In the Water They Can’t See You Cry – An Audio Book Review

In the Water They Can't See You Cry: A Memoir, Amanda Beard, Rebecca PaleyTitle: In the Water They Can’t See You Cry
Author: Amanda Beard, Rebecca Paley
Narrator: Tavia Gilbert
Length: 8 hours 13 minutes

Last week we kicked off the 2012 Games by recommending some Olympic-inspired titles, including In the Water They Can’t See You Cry. Check out the fantastic review below, written by one of our biggest audio book fans here in the office, the lovely Pam:

I’ve been watching the games all week and it’s clear to me that elite athletes have power, strength, and determination.  However, with the book In the Water They Can’t See You Cry, four-time Olympic athlete Amanda Beard, shows the world another kind of determination and strength.  The book starts out by throwing the listener right into the chaos of Amanda’s later life.  At first I thought I was listening to the wrong book, as Amanda describes a painful moment in her life that has nothing to do directly with swimming.  Shocking and unnerving, this introduction makes you wonder how she got to such a desperate place in her life.  The listener is then taken back to Amanda’s childhood where her love of swimming and her inner turmoil began to take its toll.

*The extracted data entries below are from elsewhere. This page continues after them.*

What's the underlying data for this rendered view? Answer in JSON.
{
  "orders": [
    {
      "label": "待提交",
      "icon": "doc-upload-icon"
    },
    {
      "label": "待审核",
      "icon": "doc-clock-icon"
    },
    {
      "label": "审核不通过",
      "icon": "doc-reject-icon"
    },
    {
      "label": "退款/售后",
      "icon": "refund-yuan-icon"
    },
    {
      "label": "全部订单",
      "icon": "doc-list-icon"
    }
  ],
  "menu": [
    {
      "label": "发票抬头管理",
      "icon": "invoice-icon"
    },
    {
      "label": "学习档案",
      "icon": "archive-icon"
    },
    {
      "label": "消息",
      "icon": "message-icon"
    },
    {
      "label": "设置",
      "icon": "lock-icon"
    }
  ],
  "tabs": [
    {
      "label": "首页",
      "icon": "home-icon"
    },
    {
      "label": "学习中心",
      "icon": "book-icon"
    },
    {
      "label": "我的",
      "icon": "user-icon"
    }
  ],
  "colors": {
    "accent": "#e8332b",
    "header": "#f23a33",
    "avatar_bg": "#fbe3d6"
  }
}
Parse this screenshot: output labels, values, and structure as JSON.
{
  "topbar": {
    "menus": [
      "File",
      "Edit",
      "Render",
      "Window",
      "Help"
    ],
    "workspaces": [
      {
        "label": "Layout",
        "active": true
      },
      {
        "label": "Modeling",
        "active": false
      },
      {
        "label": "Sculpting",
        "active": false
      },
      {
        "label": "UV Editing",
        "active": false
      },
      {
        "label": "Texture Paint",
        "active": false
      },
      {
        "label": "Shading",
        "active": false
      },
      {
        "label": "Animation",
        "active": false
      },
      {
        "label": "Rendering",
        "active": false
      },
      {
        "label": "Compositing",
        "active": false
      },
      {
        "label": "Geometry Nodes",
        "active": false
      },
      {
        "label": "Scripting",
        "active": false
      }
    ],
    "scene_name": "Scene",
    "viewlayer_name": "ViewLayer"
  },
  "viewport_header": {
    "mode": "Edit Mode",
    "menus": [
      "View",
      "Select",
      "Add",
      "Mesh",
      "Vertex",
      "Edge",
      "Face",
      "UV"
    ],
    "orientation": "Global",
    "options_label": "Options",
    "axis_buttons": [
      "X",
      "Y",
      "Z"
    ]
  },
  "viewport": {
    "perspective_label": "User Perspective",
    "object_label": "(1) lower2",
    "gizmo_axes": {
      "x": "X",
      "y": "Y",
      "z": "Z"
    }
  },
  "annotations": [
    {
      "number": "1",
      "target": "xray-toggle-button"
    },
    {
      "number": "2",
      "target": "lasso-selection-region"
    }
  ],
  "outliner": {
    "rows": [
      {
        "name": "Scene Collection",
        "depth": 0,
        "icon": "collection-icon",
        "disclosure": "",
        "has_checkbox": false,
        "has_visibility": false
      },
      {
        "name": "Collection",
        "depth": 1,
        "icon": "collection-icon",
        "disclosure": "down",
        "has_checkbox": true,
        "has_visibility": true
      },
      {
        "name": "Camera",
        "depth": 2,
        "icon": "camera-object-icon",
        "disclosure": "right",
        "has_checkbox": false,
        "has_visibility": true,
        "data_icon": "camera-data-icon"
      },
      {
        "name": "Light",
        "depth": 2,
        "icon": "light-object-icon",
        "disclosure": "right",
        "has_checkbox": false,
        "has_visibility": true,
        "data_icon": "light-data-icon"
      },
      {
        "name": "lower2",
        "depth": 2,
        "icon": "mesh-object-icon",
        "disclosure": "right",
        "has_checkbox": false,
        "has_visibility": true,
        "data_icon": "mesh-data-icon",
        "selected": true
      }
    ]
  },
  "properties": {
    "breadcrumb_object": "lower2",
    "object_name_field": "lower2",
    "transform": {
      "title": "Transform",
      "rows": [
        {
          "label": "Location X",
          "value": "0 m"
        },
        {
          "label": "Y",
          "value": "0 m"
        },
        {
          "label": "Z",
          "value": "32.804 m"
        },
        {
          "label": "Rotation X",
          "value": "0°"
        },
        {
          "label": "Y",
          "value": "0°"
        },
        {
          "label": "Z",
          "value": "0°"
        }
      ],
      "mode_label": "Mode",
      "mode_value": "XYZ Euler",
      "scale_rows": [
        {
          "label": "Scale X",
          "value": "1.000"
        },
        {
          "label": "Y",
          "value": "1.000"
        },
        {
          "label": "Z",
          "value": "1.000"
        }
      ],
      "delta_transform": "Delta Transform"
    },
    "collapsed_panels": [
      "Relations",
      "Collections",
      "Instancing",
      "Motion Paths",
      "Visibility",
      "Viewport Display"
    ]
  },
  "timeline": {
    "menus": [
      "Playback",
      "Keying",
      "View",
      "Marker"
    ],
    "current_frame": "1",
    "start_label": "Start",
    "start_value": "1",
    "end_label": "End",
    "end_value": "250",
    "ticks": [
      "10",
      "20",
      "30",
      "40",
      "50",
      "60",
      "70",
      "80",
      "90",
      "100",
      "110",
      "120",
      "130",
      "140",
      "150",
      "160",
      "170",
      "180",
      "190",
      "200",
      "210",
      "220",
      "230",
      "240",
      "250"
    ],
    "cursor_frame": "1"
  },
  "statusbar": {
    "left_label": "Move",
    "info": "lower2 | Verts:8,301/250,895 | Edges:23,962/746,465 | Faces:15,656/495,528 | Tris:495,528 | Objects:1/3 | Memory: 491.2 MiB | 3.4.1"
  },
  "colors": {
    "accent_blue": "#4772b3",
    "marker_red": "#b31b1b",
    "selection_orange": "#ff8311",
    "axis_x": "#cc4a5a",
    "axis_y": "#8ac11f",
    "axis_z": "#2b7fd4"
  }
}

Amanda went to her first Olympics at age 14 and found it boring – something that honestly made me cringe to listen to as there are so many athletes that would have done anything to be in her spot.  She goes into a little detail about her early training and her times at the Olympics early on in the book, but this book is mainly about her struggle with self-doubt and troubled personal relationships that eventually lead her to cutting and bulimia.  We see Amanda’s story unfold as she achieved great success at a young age and then listen to her strive to maintain that success.  For me, what really hit home was the way she dealt with her body image issues and the way the media perpetuates impossible standards. Amanda’s willingness to come clean about all her personal battles was inspiring—especially since most people would have never guessed such a battle was being waged beneath the surface of her ‘perfect’ public life.   I am not an athlete, nor have I had to deal with the type of issues she’s faced but I was able to connect with her struggles and enjoyed the little glimpse of the swimming world Amanda brought to life in her book.

I have listened to many books narrated by Tavia Gilbert, and she again does an amazing job with this book.   Through Gilbert’s wonderful talents, Amanda becomes the young girl, the competitive athlete, the lost soul and the life champion you find yourself rooting for.

If you’re looking for a book that simply tells the story of the Olympics from an athlete’s perspective, I’m sorry but this book is not for you.  But if you want a Gold Medal performance of an Olympian’s true story about overcoming professional and personal hardships in the public eye, then In the Water They Can’t See You Cry is definitely the listen you’re looking for.